Hogg Robinson shares soared in early morning trading on the back of acquisition and disposal news.
The travel company Hogg Robinson Group has agreed to sell its software-as-a-service business Fraedom to Visa for £141.75m
The Hogg Robinson board has also announced that it has reached agreement on the terms of a recommended cash acquisition of Hogg Robinson by Global Business Travel Holdings (GBT) – valuing the company at approximately £376m-£410m.
Hogg Robinson stated that if the sale of Fraedom is completed by the time of the Global Business Travel takeover, shareholders will get 120p for each share held. If not, they will get 110p a share.
The Fraedom disposal is expected to complete by March 12, Hogg Robinson said, adding that it must complete by April 30 or the deal will terminate.

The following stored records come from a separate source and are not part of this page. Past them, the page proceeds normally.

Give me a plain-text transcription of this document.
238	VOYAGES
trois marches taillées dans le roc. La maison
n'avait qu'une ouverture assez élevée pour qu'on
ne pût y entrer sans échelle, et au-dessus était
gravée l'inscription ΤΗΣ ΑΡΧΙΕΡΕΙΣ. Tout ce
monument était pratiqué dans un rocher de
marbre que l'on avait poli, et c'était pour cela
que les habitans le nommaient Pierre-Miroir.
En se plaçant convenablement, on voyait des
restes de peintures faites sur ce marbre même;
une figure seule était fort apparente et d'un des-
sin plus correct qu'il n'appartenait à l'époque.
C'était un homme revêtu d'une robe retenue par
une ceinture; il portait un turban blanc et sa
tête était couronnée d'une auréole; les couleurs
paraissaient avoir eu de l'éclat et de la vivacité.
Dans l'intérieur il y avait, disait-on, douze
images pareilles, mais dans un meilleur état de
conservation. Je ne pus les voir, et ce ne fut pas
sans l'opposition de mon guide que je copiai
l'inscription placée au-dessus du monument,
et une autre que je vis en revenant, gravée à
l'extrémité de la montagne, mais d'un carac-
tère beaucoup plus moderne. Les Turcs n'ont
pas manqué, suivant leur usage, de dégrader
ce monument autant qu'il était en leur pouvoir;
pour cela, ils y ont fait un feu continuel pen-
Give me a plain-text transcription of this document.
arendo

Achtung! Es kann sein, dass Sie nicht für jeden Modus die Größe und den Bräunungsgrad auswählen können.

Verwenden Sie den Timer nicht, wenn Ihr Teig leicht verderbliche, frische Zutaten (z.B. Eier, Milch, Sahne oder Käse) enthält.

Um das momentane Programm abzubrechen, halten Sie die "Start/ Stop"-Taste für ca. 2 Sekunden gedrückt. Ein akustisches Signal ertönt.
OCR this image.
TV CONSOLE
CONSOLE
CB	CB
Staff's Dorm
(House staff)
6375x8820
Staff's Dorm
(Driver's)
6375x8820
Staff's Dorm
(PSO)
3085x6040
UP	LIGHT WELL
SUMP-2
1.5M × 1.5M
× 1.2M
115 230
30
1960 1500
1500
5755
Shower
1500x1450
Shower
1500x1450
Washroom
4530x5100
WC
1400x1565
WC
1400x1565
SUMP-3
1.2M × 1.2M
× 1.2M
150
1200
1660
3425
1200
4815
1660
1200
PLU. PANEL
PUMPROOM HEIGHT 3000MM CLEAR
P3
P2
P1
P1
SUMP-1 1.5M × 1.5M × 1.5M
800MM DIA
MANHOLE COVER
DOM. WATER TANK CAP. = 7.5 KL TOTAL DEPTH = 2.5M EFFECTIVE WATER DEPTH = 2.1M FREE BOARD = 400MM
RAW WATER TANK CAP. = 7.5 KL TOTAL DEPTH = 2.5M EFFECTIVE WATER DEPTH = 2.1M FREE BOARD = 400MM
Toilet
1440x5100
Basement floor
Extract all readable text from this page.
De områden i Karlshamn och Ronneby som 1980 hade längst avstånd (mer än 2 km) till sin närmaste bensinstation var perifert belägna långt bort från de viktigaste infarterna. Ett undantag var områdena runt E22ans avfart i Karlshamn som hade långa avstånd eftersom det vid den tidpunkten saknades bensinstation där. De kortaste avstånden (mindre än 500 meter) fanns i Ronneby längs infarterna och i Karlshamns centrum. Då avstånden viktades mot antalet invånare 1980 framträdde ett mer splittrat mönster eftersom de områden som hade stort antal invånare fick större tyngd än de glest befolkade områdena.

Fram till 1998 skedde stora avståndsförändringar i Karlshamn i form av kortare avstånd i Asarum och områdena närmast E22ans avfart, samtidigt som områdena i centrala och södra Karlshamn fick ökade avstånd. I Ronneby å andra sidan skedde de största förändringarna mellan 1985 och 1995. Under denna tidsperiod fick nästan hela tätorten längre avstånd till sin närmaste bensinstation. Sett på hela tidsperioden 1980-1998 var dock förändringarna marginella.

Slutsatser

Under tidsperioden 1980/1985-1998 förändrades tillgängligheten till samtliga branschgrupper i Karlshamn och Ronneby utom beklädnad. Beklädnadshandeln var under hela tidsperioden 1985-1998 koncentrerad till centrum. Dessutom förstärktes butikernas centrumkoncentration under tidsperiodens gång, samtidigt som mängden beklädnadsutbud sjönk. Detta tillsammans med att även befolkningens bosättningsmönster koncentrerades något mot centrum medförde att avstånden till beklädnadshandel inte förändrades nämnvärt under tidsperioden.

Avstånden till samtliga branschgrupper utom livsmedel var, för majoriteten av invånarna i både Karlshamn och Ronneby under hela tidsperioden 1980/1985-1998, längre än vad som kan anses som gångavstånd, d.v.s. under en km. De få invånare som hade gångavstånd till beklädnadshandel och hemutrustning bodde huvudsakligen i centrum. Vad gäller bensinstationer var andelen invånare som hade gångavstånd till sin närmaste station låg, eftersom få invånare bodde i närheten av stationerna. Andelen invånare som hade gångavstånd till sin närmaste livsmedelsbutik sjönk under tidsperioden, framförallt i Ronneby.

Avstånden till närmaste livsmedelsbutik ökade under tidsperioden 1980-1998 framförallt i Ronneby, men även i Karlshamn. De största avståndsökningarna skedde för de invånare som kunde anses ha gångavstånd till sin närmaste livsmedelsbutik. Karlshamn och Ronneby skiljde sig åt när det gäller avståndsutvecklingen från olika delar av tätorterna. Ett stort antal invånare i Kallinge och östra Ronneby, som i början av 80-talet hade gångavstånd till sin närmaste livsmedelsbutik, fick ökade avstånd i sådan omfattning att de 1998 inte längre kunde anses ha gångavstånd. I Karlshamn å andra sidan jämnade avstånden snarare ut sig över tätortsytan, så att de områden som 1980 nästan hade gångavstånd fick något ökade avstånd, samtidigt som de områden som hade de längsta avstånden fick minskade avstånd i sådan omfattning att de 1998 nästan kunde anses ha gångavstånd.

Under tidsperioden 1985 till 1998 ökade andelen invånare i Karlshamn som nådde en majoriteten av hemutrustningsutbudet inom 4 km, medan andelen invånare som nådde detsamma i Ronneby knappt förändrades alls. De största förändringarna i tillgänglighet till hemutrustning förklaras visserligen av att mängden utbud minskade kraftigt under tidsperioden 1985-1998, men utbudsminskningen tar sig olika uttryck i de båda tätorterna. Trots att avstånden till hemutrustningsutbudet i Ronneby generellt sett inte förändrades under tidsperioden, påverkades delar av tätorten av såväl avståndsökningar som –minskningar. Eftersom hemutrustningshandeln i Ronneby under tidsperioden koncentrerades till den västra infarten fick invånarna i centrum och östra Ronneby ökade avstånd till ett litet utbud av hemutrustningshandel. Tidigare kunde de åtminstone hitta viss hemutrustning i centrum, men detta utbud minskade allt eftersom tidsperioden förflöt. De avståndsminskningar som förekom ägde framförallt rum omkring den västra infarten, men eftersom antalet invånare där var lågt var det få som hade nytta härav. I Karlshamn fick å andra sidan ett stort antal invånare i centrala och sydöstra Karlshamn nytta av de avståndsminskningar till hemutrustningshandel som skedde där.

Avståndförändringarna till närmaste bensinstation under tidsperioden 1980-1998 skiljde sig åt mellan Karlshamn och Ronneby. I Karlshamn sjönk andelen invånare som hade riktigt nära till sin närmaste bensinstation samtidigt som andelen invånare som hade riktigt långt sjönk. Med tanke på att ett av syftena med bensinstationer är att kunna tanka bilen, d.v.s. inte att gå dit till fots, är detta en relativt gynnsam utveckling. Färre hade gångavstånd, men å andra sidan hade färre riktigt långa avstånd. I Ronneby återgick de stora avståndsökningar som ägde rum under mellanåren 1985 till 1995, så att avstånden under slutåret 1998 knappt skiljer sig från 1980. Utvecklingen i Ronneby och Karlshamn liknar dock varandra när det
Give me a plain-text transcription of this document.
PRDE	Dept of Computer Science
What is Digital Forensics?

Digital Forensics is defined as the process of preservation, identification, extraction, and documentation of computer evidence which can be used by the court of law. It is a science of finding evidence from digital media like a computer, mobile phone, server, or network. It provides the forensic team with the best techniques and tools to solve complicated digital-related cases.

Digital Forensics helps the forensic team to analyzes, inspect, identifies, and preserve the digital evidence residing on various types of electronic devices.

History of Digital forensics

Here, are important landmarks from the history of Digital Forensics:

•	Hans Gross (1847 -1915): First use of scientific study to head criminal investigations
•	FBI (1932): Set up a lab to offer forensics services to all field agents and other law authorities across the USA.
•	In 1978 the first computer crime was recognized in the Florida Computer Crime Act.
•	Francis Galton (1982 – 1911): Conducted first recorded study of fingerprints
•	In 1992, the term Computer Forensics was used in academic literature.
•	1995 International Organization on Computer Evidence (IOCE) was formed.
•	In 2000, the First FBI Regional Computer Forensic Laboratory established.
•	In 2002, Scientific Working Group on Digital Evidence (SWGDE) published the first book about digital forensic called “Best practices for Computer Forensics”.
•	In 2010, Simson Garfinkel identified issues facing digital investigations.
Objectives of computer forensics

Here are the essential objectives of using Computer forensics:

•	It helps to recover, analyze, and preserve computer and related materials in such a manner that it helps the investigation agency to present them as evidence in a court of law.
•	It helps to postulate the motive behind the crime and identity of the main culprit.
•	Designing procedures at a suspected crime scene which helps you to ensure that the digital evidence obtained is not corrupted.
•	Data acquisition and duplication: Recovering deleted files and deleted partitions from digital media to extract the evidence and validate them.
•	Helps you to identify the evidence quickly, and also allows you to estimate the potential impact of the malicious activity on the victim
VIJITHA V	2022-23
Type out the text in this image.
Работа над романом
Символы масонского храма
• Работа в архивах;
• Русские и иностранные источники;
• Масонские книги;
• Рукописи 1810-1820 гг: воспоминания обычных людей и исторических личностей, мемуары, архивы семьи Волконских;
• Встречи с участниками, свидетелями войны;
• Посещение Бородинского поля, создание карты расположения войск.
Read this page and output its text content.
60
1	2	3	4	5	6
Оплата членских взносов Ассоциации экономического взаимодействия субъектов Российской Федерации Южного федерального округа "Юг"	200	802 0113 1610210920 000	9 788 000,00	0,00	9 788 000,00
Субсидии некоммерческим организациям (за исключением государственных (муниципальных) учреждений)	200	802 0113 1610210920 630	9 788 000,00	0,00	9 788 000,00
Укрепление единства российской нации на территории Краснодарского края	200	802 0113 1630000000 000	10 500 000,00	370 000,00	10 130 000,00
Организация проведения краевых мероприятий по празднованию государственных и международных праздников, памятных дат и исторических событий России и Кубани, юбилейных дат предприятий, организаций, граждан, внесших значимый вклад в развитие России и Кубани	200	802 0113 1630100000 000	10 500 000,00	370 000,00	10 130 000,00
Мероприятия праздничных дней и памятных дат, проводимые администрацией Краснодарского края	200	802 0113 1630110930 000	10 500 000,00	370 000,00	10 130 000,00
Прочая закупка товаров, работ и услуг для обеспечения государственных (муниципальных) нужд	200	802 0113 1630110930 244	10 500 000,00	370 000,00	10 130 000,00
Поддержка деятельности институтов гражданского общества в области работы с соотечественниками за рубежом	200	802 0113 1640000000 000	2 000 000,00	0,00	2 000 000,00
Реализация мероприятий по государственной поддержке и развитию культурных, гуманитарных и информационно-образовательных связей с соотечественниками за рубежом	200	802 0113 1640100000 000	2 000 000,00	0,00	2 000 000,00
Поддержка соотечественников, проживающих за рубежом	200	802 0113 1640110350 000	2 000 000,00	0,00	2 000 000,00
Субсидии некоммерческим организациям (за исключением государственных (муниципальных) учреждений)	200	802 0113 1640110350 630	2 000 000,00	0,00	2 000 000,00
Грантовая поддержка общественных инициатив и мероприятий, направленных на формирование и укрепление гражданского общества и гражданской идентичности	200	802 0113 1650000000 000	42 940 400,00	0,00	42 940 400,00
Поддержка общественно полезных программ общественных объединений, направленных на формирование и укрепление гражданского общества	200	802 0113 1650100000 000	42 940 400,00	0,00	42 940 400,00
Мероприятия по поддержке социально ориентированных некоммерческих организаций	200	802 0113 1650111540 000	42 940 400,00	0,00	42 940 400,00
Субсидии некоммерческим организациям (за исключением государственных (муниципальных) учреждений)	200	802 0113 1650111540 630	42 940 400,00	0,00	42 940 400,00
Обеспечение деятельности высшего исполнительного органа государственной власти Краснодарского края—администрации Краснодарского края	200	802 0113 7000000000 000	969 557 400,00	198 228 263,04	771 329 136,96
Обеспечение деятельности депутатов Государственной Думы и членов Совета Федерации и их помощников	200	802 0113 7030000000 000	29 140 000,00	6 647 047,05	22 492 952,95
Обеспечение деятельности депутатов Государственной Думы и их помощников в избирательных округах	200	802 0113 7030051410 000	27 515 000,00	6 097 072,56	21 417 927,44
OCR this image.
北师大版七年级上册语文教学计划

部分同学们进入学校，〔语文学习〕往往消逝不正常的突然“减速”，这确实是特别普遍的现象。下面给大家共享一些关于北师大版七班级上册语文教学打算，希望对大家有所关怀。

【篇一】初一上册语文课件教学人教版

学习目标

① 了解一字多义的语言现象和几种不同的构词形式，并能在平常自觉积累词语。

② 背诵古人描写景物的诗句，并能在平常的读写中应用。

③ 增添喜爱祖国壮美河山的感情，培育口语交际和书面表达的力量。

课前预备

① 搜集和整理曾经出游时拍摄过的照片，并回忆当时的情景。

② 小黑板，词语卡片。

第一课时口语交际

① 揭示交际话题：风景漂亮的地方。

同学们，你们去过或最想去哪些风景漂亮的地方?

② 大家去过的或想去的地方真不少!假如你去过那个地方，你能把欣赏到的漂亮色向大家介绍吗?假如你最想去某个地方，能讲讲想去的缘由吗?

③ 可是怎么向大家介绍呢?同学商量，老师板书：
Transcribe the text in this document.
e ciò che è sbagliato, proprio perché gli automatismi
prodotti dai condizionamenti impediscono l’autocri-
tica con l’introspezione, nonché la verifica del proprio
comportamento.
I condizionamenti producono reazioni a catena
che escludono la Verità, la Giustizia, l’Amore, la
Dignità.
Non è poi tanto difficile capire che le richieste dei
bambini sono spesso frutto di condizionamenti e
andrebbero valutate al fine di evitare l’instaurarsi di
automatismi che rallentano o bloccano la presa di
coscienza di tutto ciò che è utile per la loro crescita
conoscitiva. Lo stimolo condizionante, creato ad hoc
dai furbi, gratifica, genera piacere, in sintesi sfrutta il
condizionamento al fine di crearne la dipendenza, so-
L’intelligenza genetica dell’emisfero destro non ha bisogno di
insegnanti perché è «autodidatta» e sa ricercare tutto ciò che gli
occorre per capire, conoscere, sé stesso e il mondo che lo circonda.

In a joint stock market statement, GBT and Hogg Robinson pointed to the benefits of the announced acquisition.
“The complementary geographical footprints of Hogg Robinson and GBT improve the Combined Group's scale and reach in global travel management, offering more comprehensive services to customers.”
The statement added: “Equally, GBT believes that the acquisition will drive growth by strengthening capabilities, products, technology and services for customers due to the complementary products and technology.
In early morning trading, Hogg Robinson shares were up over 51% to 116.1. This is good news for investors as the previous highest share price level over the last ten years has been 85p, so shareholders could make a tidy profit today.